German Finance Minister Wolfgang Schaeuble, left, talks with journalists as he arrives for a meeting of Eurogroup finance ministers at the EU Council building in Brussels on Monday, Feb. 16, 2015.
Geert Vanden Wijngaert—AP
By Geoffrey Smith / Fortune
February 17, 2015

The ball’s in your court, euro zone tells Athens. Return it by Friday or else. What ball? Athens says.

Another fraught meeting between Greece and its creditors ended in deadlock Monday, with the euro zone giving Athens an ultimatum to say by Friday what it will do to keep its bailout deal alive, and Greece continuing to insist that it wants the hated agreement torn up, but failing to present any acceptable alternative.

The failure to reach a deal brings both sides closer to the precipice: Greece’s current agreement expires at the end of the month, and putting together a new one will be much more complicated than tweaking the existing one, officials said. However, even without a deal, the horse-trading could theoretically stretch out for weeks or even (if the European Central Bank is willing) until June, when Greece faces the hard deadline of a big debt repayment that it can’t possibly meet without money from somewhere else.

Monday’s meeting was short by Brussels’ standards and (seemingly) bad-tempered by anyone’s: Eurogroup chairman Jeroen Dijsselbloem and European Commissioner Pierre Moscovici were both visibly exasperated in a joint press conference at the lack of progress in finding the elusive “common ground” that would allow a classic, Euro-style compromise.

Dijsselbloem said there had been a “general sense of disappointment” that Greece had been unable to say what it would and wouldn’t be able to do to unlock the remaining €10 billion in the country’s €240 billion bailout agreement.

“There was a very strong opinion across the whole Eurogroup that the next step has to come from the Greek authorities,” Dijsselbloem said.

His Greek counterpart Yanis Varoufakis refused to accept that the ball was back in Athens’ court though

“We are not playing games,” said the Marxist economics professor (who has made a career out of experiments in Game Theory).

But in a clear attempt to divide his opponents, Varoufakis lambasted Dijsselbloem for wrecking the chances of a deal minutes before the meeting started. He said he had been willing to sign “there and then” a draft deal offered by Moscovici foreseing a “four-month intermediate program pending a new contract,” that would have been monitored by the European Commission alone. But he complained that Dijsselbloem had withdrawn “this splendid document” and replaced it with one that insisted on framing a deal in the context of the existing agreement–an agreement that “has failed in the minds of all people who don’t have a vested interest in pretending that it hasn’t failed,” Varoufakis said.

Varoufakis had said last week he could accept 70% of the conditions of the current deal but wanted to change 30% of it, including what finance minister Yanis Varoufakis called “clearly recessionary” measures such as taxes on low-income pensioners and further rises in value-added tax.
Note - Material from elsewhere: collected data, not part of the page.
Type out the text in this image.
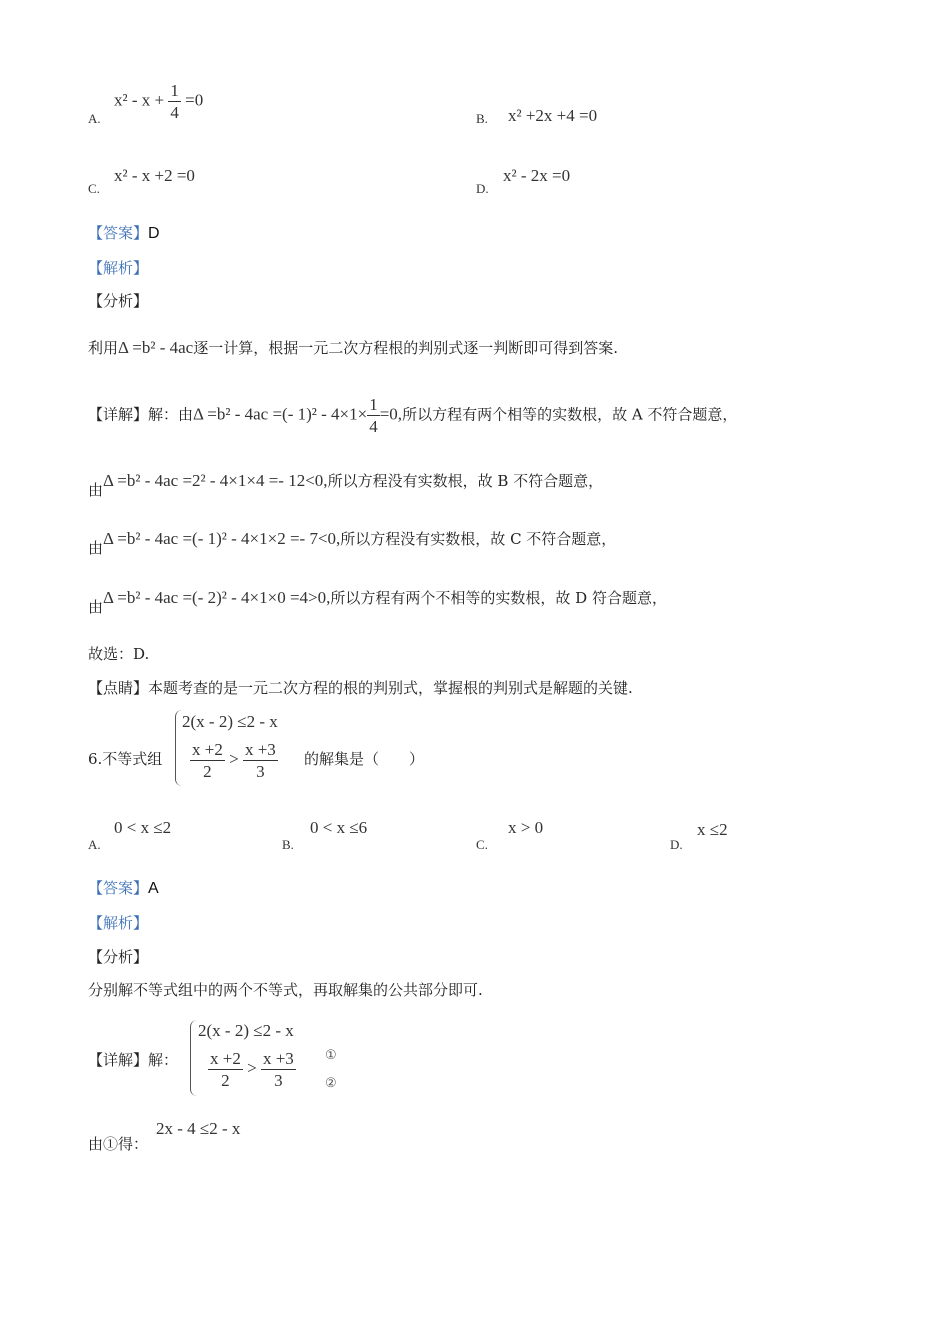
A.
$x^2 - x + \frac{1}{4} =0$
B. x² +2x +4 =0
C.
x² - x +2 =0
D.
x² - 2x =0
【答案】D
【解析】
【分析】
利用Δ =b² - 4ac逐一计算，根据一元二次方程根的判别式逐一判断即可得到答案.
【详解】解：由Δ =b² - 4ac =(- $1)^2 - 4\times 1\times \frac{1}{4} =0$,所以方程有两个相等的实数根，故 A 不符合题意，
由Δ =b² - 4ac =2² - 4×1×4 =- 12<0,所以方程没有实数根，故 B 不符合题意，
由Δ =b² - 4ac =(- 1)² - 4×1×2 =- 7<0,所以方程没有实数根，故 C 不符合题意，
由Δ =b² - 4ac =(- 2)² - 4×1×0 =4>0,所以方程有两个不相等的实数根，故 D 符合题意，
故选：D.
【点睛】本题考查的是一元二次方程的根的判别式，掌握根的判别式是解题的关键.
6.不等式组
2(x - 2) ≤2 - x
$\frac{x +2}{2} > \frac{x +3}{3}$ 的解集是（　　）
A.
0 < x ≤2
B.
0 < x ≤6
C.
x > 0
D.
x ≤2
【答案】A
【解析】
【分析】
分别解不等式组中的两个不等式，再取解集的公共部分即可.
【详解】解：
2(x - 2) ≤2 - x
$\frac{x +2}{2} > \frac{x +3}{3}$ ①
②
由①得：
2x - 4 ≤2 - x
The creditors say they won’t mind if Athens replaces certain items if it can find the money for them, but they refuse to accept any “rolling back” of measures implemented by the previous government.
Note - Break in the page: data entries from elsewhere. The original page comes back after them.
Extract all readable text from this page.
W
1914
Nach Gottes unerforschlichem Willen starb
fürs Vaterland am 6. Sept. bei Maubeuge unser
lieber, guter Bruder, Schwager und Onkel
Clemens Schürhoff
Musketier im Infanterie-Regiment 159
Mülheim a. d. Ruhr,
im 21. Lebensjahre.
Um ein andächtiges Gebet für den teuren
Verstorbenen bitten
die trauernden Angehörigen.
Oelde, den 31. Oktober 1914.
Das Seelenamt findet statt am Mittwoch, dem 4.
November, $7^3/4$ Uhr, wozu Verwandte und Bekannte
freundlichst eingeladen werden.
But officials said that Greece’s coalition government hadn’t been able to give any written proposals on what it could and couldn’t do,even after five days of “technical discussions” with Brussels.

“The problem is that the technical discussions couldn’t even show where the end of the 70% was, and where was the 30%,” Moscovici said.

Dijsselbloem said that for practical purposes, Greece needs to signal in the next couple of days the basis on which it intends to carry on negotiations. Otherwise, countries such as Germany and Finland won’t manage to get it through their respective parliaments before the 28th.